Biology Department, Middlebury College, Middlebury, VT, USA.
Reprod Toxicol. 2017 Apr;69:13-18. doi: 10.1016/j.reprotox.2016.12.007. Epub 2017 Jan 16.
Exposure to di-butyl phthalate (DBP) exerts negative effects on female fertility in animal models, but human studies remain limited. Here, the effects of DBP exposure on mural granulosa cell function were investigated in primary cultures from women undergoing in vitro fertilization. Cultured cells treated with various doses of DBP (0, 0.01μg/mL, 0.1μg/mL, 1μg/mL, 10μg/mL, or 100μg/mL) for 48h were assessed using enzyme-linked immunosorbent assay and qRT-PCR. Treatment with 100μg/mL DBP resulted in significantly lower 17β-estradiol and progesterone production (p<0.01). It also resulted in altered mRNA expression of steroidogenic, angiogenic, and epidermal growth factor-like growth factor genes: CYP11A1 (p<0.001), CYP19A1 (aromatase) (p<0.001), VEGF-A (p<0.02), BTC (p=0.009), and EREG (p=0.04). StAR expression was impaired after exposure to both 10 and 100μg/mL (p<0.03 and p<0.001, respectively). Our results indicate that in vitro exposure of granulosa cells to high doses of DBP alters cell functions.

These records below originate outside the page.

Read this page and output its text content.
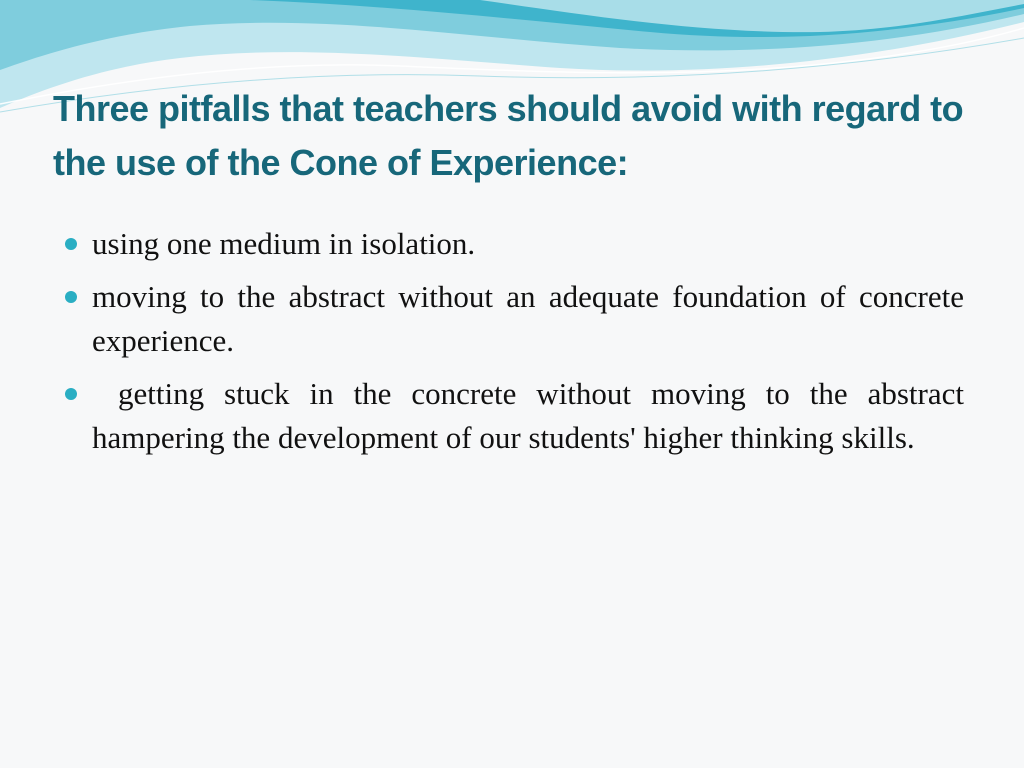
Three pitfalls that teachers should avoid with regard to the use of the Cone of Experience:
using one medium in isolation.
moving to the abstract without an adequate foundation of concrete experience.
getting stuck in the concrete without moving to the abstract hampering the development of our students' higher thinking skills.
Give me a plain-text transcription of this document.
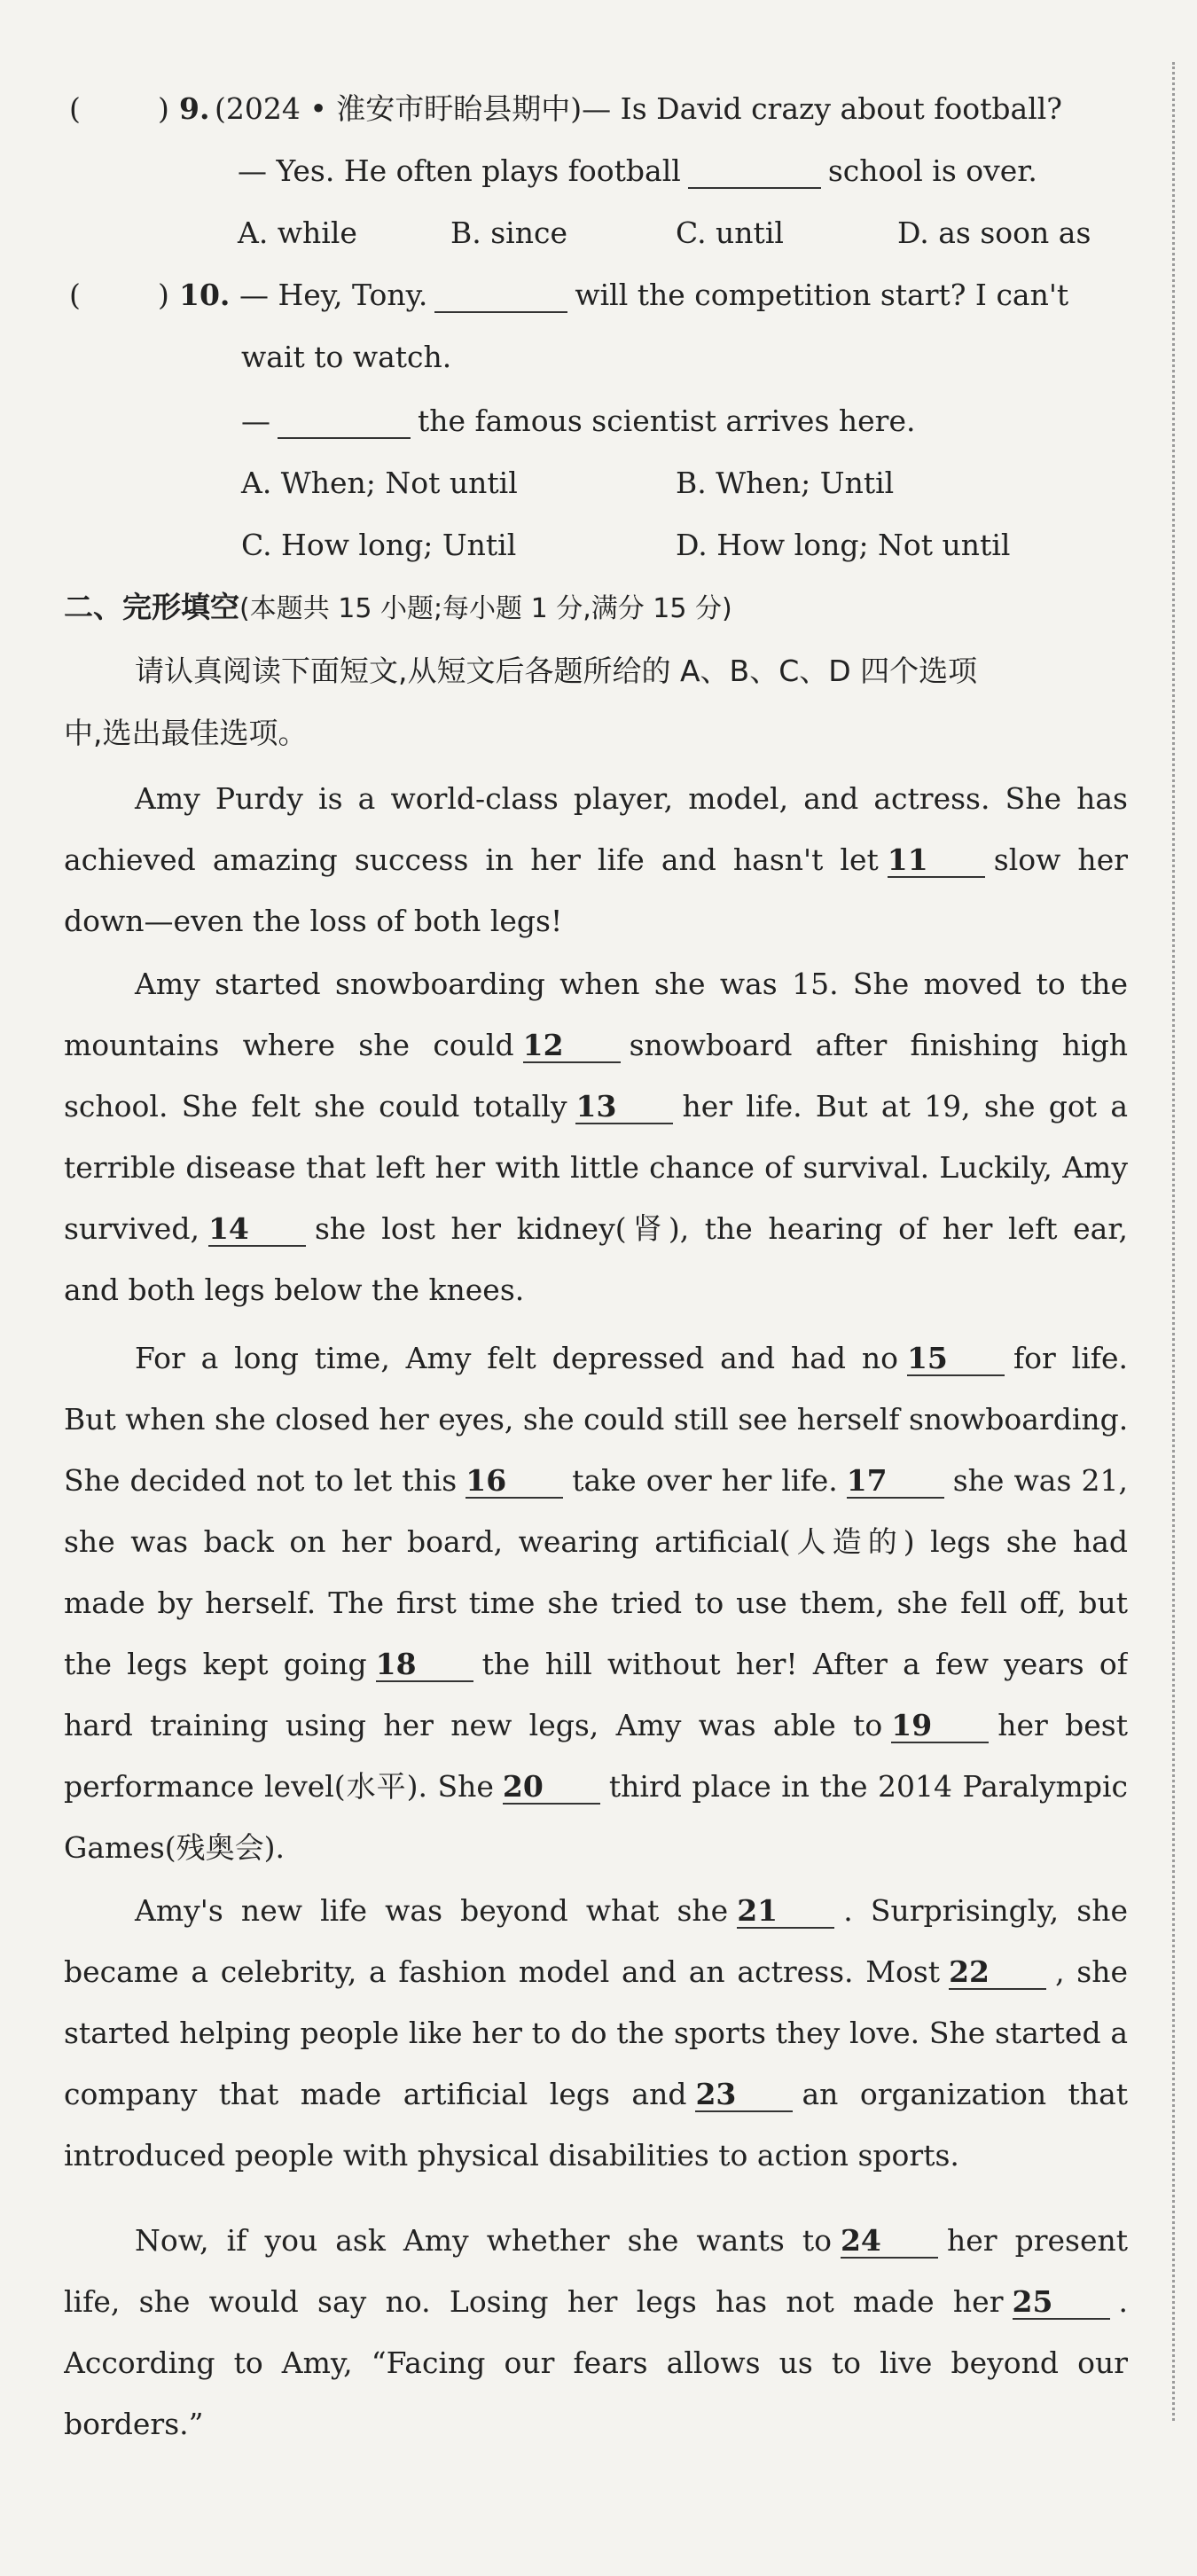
(	) 9. (2024 • 淮安市盱眙县期中)— Is David crazy about football?
— Yes. He often plays football	school is over.
A. while	B. since	C. until	D. as soon as
(	) 10. — Hey, Tony.	will the competition start? I can't
wait to watch.
—	the famous scientist arrives here.
A. When; Not until	B. When; Until
C. How long; Until	D. How long; Not until
二、完形填空(本题共 15 小题;每小题 1 分,满分 15 分)
请认真阅读下面短文,从短文后各题所给的 A、B、C、D 四个选项
中,选出最佳选项。
Amy Purdy is a world-class player, model, and actress. She has
achieved amazing success in her life and hasn't let 11 slow her
down—even the loss of both legs!
Amy started snowboarding when she was 15. She moved to the
mountains where she could 12 snowboard after finishing high
school. She felt she could totally 13 her life. But at 19, she got a
terrible disease that left her with little chance of survival. Luckily, Amy
survived, 14 she lost her kidney(肾), the hearing of her left ear,
and both legs below the knees.
For a long time, Amy felt depressed and had no 15 for life.
But when she closed her eyes, she could still see herself snowboarding.
She decided not to let this 16 take over her life. 17 she was 21,
she was back on her board, wearing artificial(人造的) legs she had
made by herself. The first time she tried to use them, she fell off, but
the legs kept going 18 the hill without her! After a few years of
hard training using her new legs, Amy was able to 19 her best
performance level(水平). She 20 third place in the 2014 Paralympic
Games(残奥会).
Amy's new life was beyond what she 21 . Surprisingly, she
became a celebrity, a fashion model and an actress. Most 22 , she
started helping people like her to do the sports they love. She started a
company that made artificial legs and 23 an organization that
introduced people with physical disabilities to action sports.
Now, if you ask Amy whether she wants to 24 her present
life, she would say no. Losing her legs has not made her 25 .
According to Amy, “Facing our fears allows us to live beyond our
borders.”
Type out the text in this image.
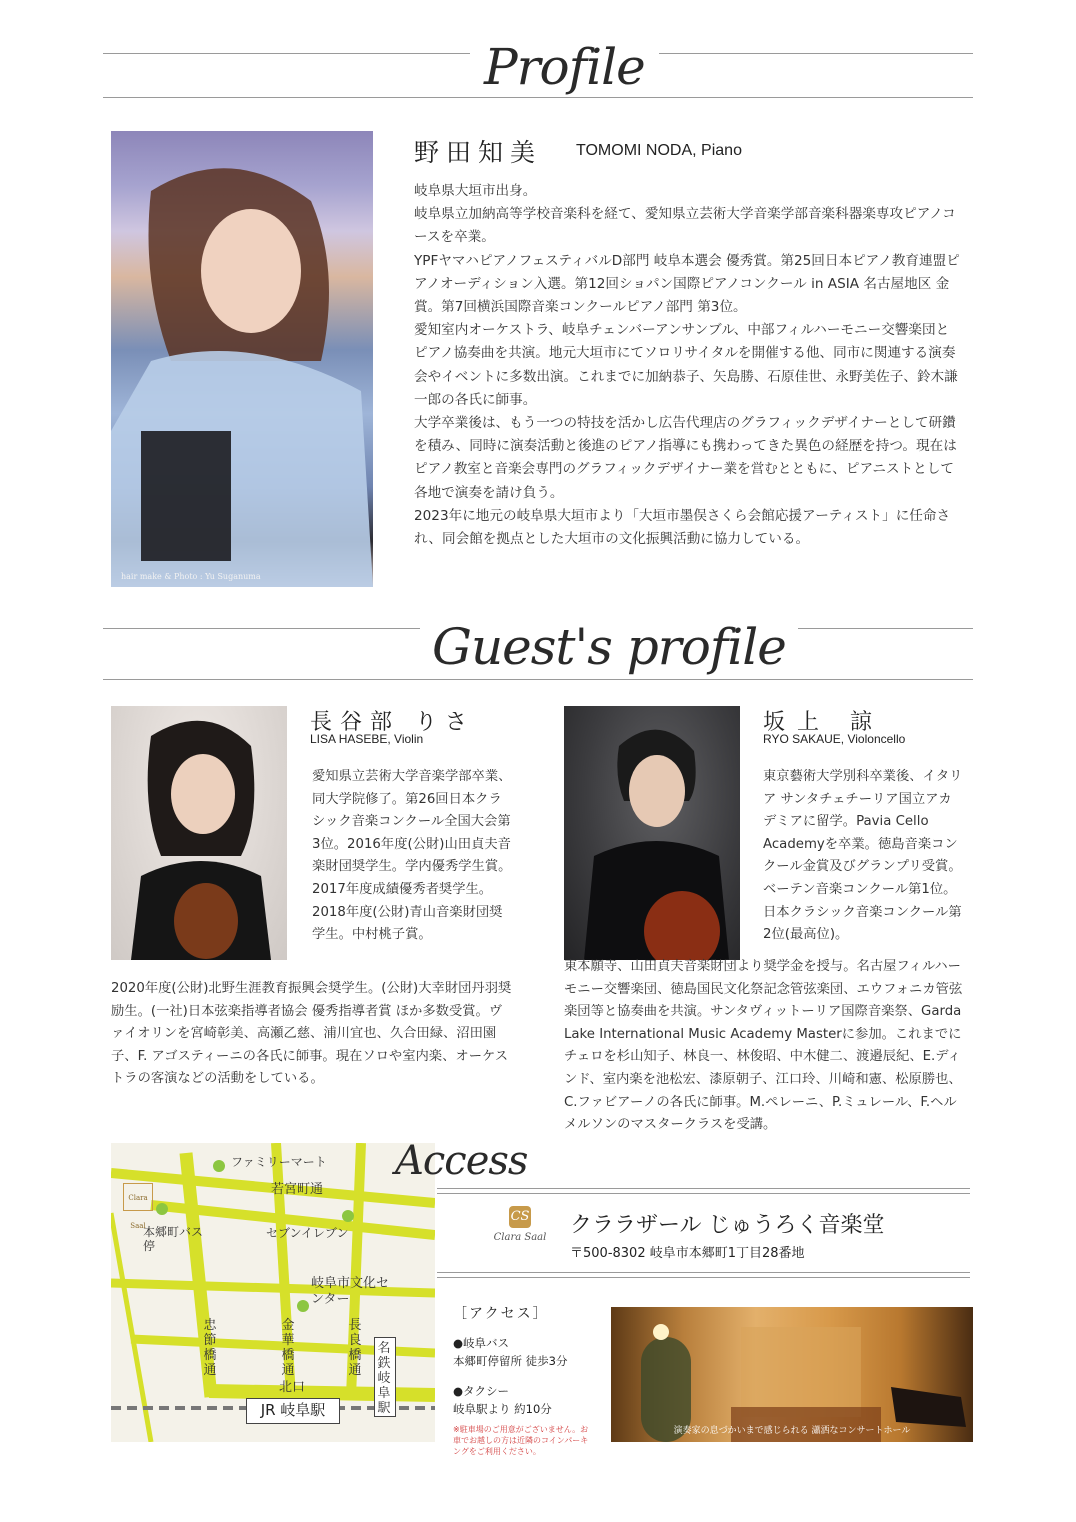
Profile
hair make & Photo : Yu Suganuma
野田知美 TOMOMI NODA, Piano

岐阜県大垣市出身。

岐阜県立加納高等学校音楽科を経て、愛知県立芸術大学音楽学部音楽科器楽専攻ピアノコースを卒業。

YPFヤマハピアノフェスティバルD部門 岐阜本選会 優秀賞。第25回日本ピアノ教育連盟ピアノオーディション入選。第12回ショパン国際ピアノコンクール in ASIA 名古屋地区 金賞。第7回横浜国際音楽コンクールピアノ部門 第3位。

愛知室内オーケストラ、岐阜チェンバーアンサンブル、中部フィルハーモニー交響楽団とピアノ協奏曲を共演。地元大垣市にてソロリサイタルを開催する他、同市に関連する演奏会やイベントに多数出演。これまでに加納恭子、矢島勝、石原佳世、永野美佐子、鈴木謙一郎の各氏に師事。

大学卒業後は、もう一つの特技を活かし広告代理店のグラフィックデザイナーとして研鑽を積み、同時に演奏活動と後進のピアノ指導にも携わってきた異色の経歴を持つ。現在はピアノ教室と音楽会専門のグラフィックデザイナー業を営むとともに、ピアニストとして各地で演奏を請け負う。

2023年に地元の岐阜県大垣市より「大垣市墨俣さくら会館応援アーティスト」に任命され、同会館を拠点とした大垣市の文化振興活動に協力している。

Guest's profile
長谷部 りさ
LISA HASEBE, Violin
愛知県立芸術大学音楽学部卒業、同大学院修了。第26回日本クラシック音楽コンクール全国大会第3位。2016年度(公財)山田貞夫音楽財団奨学生。学内優秀学生賞。2017年度成績優秀者奨学生。2018年度(公財)青山音楽財団奨学生。中村桃子賞。
2020年度(公財)北野生涯教育振興会奨学生。(公財)大幸財団丹羽奨励生。(一社)日本弦楽指導者協会 優秀指導者賞 ほか多数受賞。ヴァイオリンを宮崎彰美、高瀬乙慈、浦川宜也、久合田緑、沼田園子、F. アゴスティーニの各氏に師事。現在ソロや室内楽、オーケストラの客演などの活動をしている。
坂上 諒
RYO SAKAUE, Violoncello
東京藝術大学別科卒業後、イタリア サンタチェチーリア国立アカデミアに留学。Pavia Cello Academyを卒業。徳島音楽コンクール金賞及びグランプリ受賞。ベーテン音楽コンクール第1位。日本クラシック音楽コンクール第2位(最高位)。
東本願寺、山田貞夫音楽財団より奨学金を授与。名古屋フィルハーモニー交響楽団、徳島国民文化祭記念管弦楽団、エウフォニカ管弦楽団等と協奏曲を共演。サンタヴィットーリア国際音楽祭、Garda Lake International Music Academy Masterに参加。これまでにチェロを杉山知子、林良一、林俊昭、中木健二、渡邉辰紀、E.ディンド、室内楽を池松宏、漆原朝子、江口玲、川崎和憲、松原勝也、C.ファビアーノの各氏に師事。M.ペレーニ、P.ミュレール、F.ヘルメルソンのマスタークラスを受講。
ファミリーマート
若宮町通
セブンイレブン
本郷町バス停
Clara Saal
岐阜市文化センター
忠節橋通
金華橋通
長良橋通
名鉄岐阜駅
北口
JR 岐阜駅
Access
CS
Clara Saal クララザール じゅうろく音楽堂
〒500-8302 岐阜市本郷町1丁目28番地
［アクセス］
●岐阜バス
本郷町停留所 徒歩3分
●タクシー
岐阜駅より 約10分
※駐車場のご用意がございません。お車でお越しの方は近隣のコインパーキングをご利用ください。
演奏家の息づかいまで感じられる 瀟洒なコンサートホール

在动物模型中,暴露于邻苯二甲酸二丁酯(DBP)会对雌性生育能力产生负面影响,但人体研究仍然有限。在此,我们对接受体外受精的女性的原代培养颗粒细胞进行研究,以探讨DBP暴露对其功能的影响。使用酶联免疫吸附测定法和定量逆转录聚合酶链反应(qRT-PCR)对用不同剂量DBP(0、0.01μg/mL、0.1μg/mL、1μg/mL、10μg/mL或100μg/mL)处理48小时的培养细胞进行评估。用100μg/mL DBP处理导致17β-雌二醇和孕酮的产生显著降低(p<0.01)。它还导致类固醇生成、血管生成和表皮生长因子样生长因子基因的mRNA表达发生改变:CYP11A1(p<0.001)、CYP19A1(芳香化酶)(p<0.001)、VEGF-A(p<0.02)、BTC(p=0.009)和EREG(p=0.04)。暴露于10μg/mL和100μg/mL的DBP后,类固醇急性调节蛋白(StAR)的表达均受损(分别为p<0.03和p<0.001)。我们的结果表明,体外高剂量DBP暴露会改变颗粒细胞的功能。